Airbnb faces EU crackdown for not paying its ‘fair share’ of taxes | Technology sector

EU finance ministers will discuss how to force home-sharing platforms such as Airbnb pay their fair share of taxes and in the right tax areas next month after France’s economy minister called the current situation “unacceptable”.

The European Commission announced on Thursday that a joint proposal for France and Germany will be discussed at a meeting in Tallinn, Estonia on September 16. Brussels will also advise on how best to manage the so-called sharing economy, in which Airbnb is a major player.

It was revealed this week that Airbnb paid less than €100,000 (£90,336) in French tax last year, despite the country being the room booking company’s second largest market after the US .

In response, French Economy Minister Bruno Le Maire informed the National Assembly that the EU’s Franco-German axis would propose pan-European repression. “These digital platforms make tens of millions of sales and the French Treasury gets a few tens of thousands,” the minister said, adding that the current configuration was “unacceptable”.

The Mayor further told Parliament that an ongoing consultation by the commission and the OECD to address the tax issue “takes too long, it’s too complicated”. Many digital platforms operating in the EU have a base in Ireland, including Airbnb, where they can exploit a low corporate tax regime. The Mayor said: “Everyone must pay a fair contribution.”

In Brussels, a commission spokeswoman, Vanessa Mock, told reporters the issue was sensitive because any reform required the agreement of all member states. “Taxation is complicated and it’s a matter of unanimity and that’s why we can’t necessarily rush into a new area like this without thinking about the best approach to taxing a digitized economy… It’s essential that we maintain a level playing field,” she said. said.
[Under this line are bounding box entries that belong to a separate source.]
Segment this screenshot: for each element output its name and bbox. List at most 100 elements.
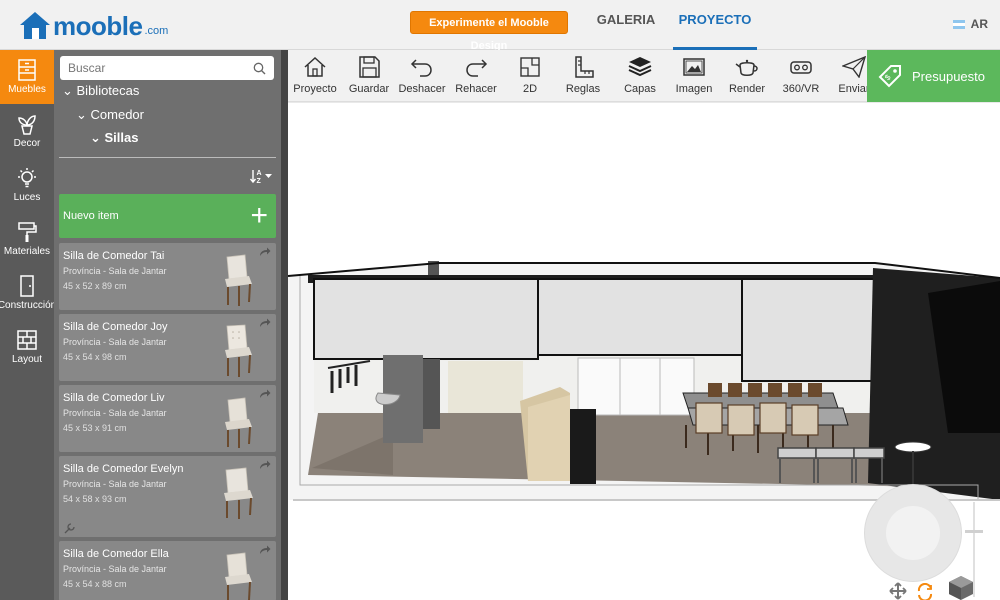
toolbar: Proyecto Guardar Deshacer Rehacer 2D Reg… (288, 50, 1000, 102)
item-title: Silla de Comedor Ella (63, 548, 169, 560)
rail-label: Decor (13, 138, 41, 149)
rail-label: Muebles (8, 84, 46, 95)
search-input[interactable] (68, 61, 253, 75)
language-selector[interactable]: AR (952, 17, 988, 31)
catalog-item[interactable]: Silla de Comedor Ella Província - Sala d… (59, 541, 276, 600)
zoom-slider-thumb[interactable] (965, 530, 983, 533)
tool-2d[interactable]: 2D (504, 56, 556, 95)
tree-item-comedor[interactable]: ⌄ Comedor (76, 107, 144, 123)
rail-item-layout[interactable]: Layout (0, 320, 54, 374)
tab-galeria[interactable]: GALERIA (590, 0, 662, 50)
undo-icon (410, 59, 432, 77)
catalog-item[interactable]: Silla de Comedor Evelyn Província - Sala… (59, 456, 276, 537)
tool-label: Deshacer (398, 83, 446, 95)
chair-thumbnail (225, 254, 252, 306)
new-item-button[interactable]: Nuevo item + (59, 194, 276, 238)
tool-proyecto[interactable]: Proyecto (289, 56, 341, 95)
top-bar: mooble .com Experimente el Mooble Design… (0, 0, 1000, 52)
search-box (60, 56, 274, 80)
chevron-down-icon: ⌄ (90, 130, 105, 145)
tool-guardar[interactable]: Guardar (343, 56, 395, 95)
image-icon (683, 58, 705, 76)
chair-thumbnail (225, 552, 252, 600)
search-icon[interactable] (253, 62, 266, 75)
vr-headset-icon (790, 61, 812, 74)
view-cube-icon[interactable] (948, 575, 974, 600)
item-category: Província - Sala de Jantar (63, 266, 167, 276)
tool-label: Guardar (348, 83, 390, 95)
item-dimensions: 45 x 53 x 91 cm (63, 423, 127, 433)
tree-item-bibliotecas[interactable]: ⌄ Bibliotecas (62, 83, 139, 99)
rail-item-luces[interactable]: Luces (0, 158, 54, 212)
chair-thumbnail (225, 397, 252, 448)
catalog-item[interactable]: Silla de Comedor Joy Província - Sala de… (59, 314, 276, 381)
tool-reglas[interactable]: Reglas (557, 56, 609, 95)
bulb-icon (18, 168, 36, 188)
tool-360-vr[interactable]: 360/VR (775, 56, 827, 95)
tree-item-sillas[interactable]: ⌄ Sillas (90, 130, 138, 146)
logo-word: mooble (53, 11, 143, 41)
share-icon[interactable] (259, 545, 271, 555)
mooble-logo[interactable]: mooble .com (18, 8, 168, 40)
sort-button[interactable]: AZ (249, 168, 274, 187)
sort-az-icon: AZ (249, 170, 272, 185)
share-icon[interactable] (259, 318, 271, 328)
logo-suffix: .com (144, 25, 169, 37)
tool-imagen[interactable]: Imagen (668, 56, 720, 95)
language-code: AR (970, 17, 988, 31)
brick-icon (17, 330, 37, 350)
item-title: Silla de Comedor Tai (63, 250, 165, 262)
item-dimensions: 45 x 54 x 88 cm (63, 579, 127, 589)
layers-icon (628, 57, 652, 77)
svg-text:Z: Z (257, 178, 262, 184)
divider (59, 157, 276, 158)
item-title: Silla de Comedor Liv (63, 392, 165, 404)
paint-roller-icon (18, 222, 37, 242)
panel-scrollbar[interactable] (281, 50, 288, 600)
item-dimensions: 45 x 52 x 89 cm (63, 281, 127, 291)
wardrobe-icon (18, 59, 36, 81)
item-category: Província - Sala de Jantar (63, 479, 167, 489)
rail-item-construccion[interactable]: Construcción (0, 266, 57, 320)
floppy-icon (359, 56, 380, 78)
rail-item-materiales[interactable]: Materiales (0, 212, 54, 266)
presupuesto-button[interactable]: $ Presupuesto (867, 50, 1000, 102)
ruler-icon (575, 56, 594, 78)
tool-capas[interactable]: Capas (614, 56, 666, 95)
rail-item-decor[interactable]: Decor (0, 104, 54, 158)
mooble-design-button[interactable]: Experimente el Mooble Design (410, 11, 568, 52)
navigation-joystick[interactable] (864, 484, 962, 582)
house-logo-icon (20, 12, 50, 39)
wrench-icon[interactable] (64, 523, 75, 534)
catalog-item[interactable]: Silla de Comedor Tai Província - Sala de… (59, 243, 276, 310)
tool-deshacer[interactable]: Deshacer (396, 56, 448, 95)
tab-proyecto[interactable]: PROYECTO (673, 0, 757, 50)
tree-label: Bibliotecas (76, 83, 140, 98)
item-category: Província - Sala de Jantar (63, 564, 167, 574)
tree-label: Comedor (90, 107, 144, 122)
tool-render[interactable]: Render (721, 56, 773, 95)
door-icon (20, 275, 34, 297)
plan-2d-icon (520, 57, 540, 77)
item-dimensions: 54 x 58 x 93 cm (63, 494, 127, 504)
share-icon[interactable] (259, 389, 271, 399)
move-icon[interactable] (889, 582, 907, 600)
tree-label: Sillas (104, 130, 139, 145)
share-icon[interactable] (259, 247, 271, 257)
tool-rehacer[interactable]: Rehacer (450, 56, 502, 95)
joystick-center[interactable] (886, 506, 940, 560)
tool-label: Render (728, 83, 766, 95)
rotate-icon[interactable] (916, 583, 934, 600)
tool-label: Proyecto (293, 83, 337, 95)
redo-icon (466, 59, 488, 77)
item-category: Província - Sala de Jantar (63, 408, 167, 418)
rail-item-muebles[interactable]: Muebles (0, 50, 54, 104)
tool-label: Rehacer (455, 83, 497, 95)
house-icon (304, 56, 326, 77)
rail-label: Construcción (0, 300, 57, 311)
share-icon[interactable] (259, 460, 271, 470)
tool-label: Reglas (565, 83, 601, 95)
item-dimensions: 45 x 54 x 98 cm (63, 352, 127, 362)
catalog-item[interactable]: Silla de Comedor Liv Província - Sala de… (59, 385, 276, 452)
tool-label: Capas (624, 83, 656, 95)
Mock added that developments in the area of ​​the sharing economy would be looked at “very closely” and that Brussels would bring its own ideas to the table.

Airbnb insists he doesn’t make ‘major long-term business decisions based on taxation’ and that he follows the rules and pays all the taxes he owes in the places where he does business . The San Francisco-headquartered platform says the huge amount of money generated by Airbnb stays with hosts and their communities.

A spokesperson said: “We follow the rules and pay all the taxes we owe in the places where we do business. Our office in France provides marketing services and pays all applicable taxes, including VAT. The Airbnb model is unique and boosted the French economy by 6.5 billion euros last year alone. It empowers ordinary people, energizes local communities and pays local tax. It also makes Airbnb fundamentally different from companies that take large sums of money from where they do business.

However, the company has endured a difficult summer amid growing antipathy towards its business model in popular tourist destinations across Europe, particularly Spainfor having caused an influx of holidaymakers in certain places and made the traditional hotel business more difficult.

The Paris city council has already voted to make it compulsory from December 1 to obtain a registration number from the town hall before publishing a short-term rental ad on its website.

The ruling potentially makes it harder for landlords using Airbnb to exceed the legal rental limit of 120 days per year for a primary residence, and easier for authorities to collect local taxes.

In Barcelonawhere tensions have been mounting for years over the influx of visitors, the impact of sites like Airbnb on the local housing market led to anti-tourist protests. in Majorca and San Sebastianan anti-tourism march is scheduled for August 17 to coincide with Big Weekgreat basque culture festival.

In Ibiza, the authorities cap the number of beds for tourists. Landlords will also be prohibited from renting out their listing, or the rooms in it, through websites such as Airbnb and Far from home unless they get a license. Owners risk fines of up to €400,000 if they break the law. Websites face the same fine for letting people advertise without a valid license number.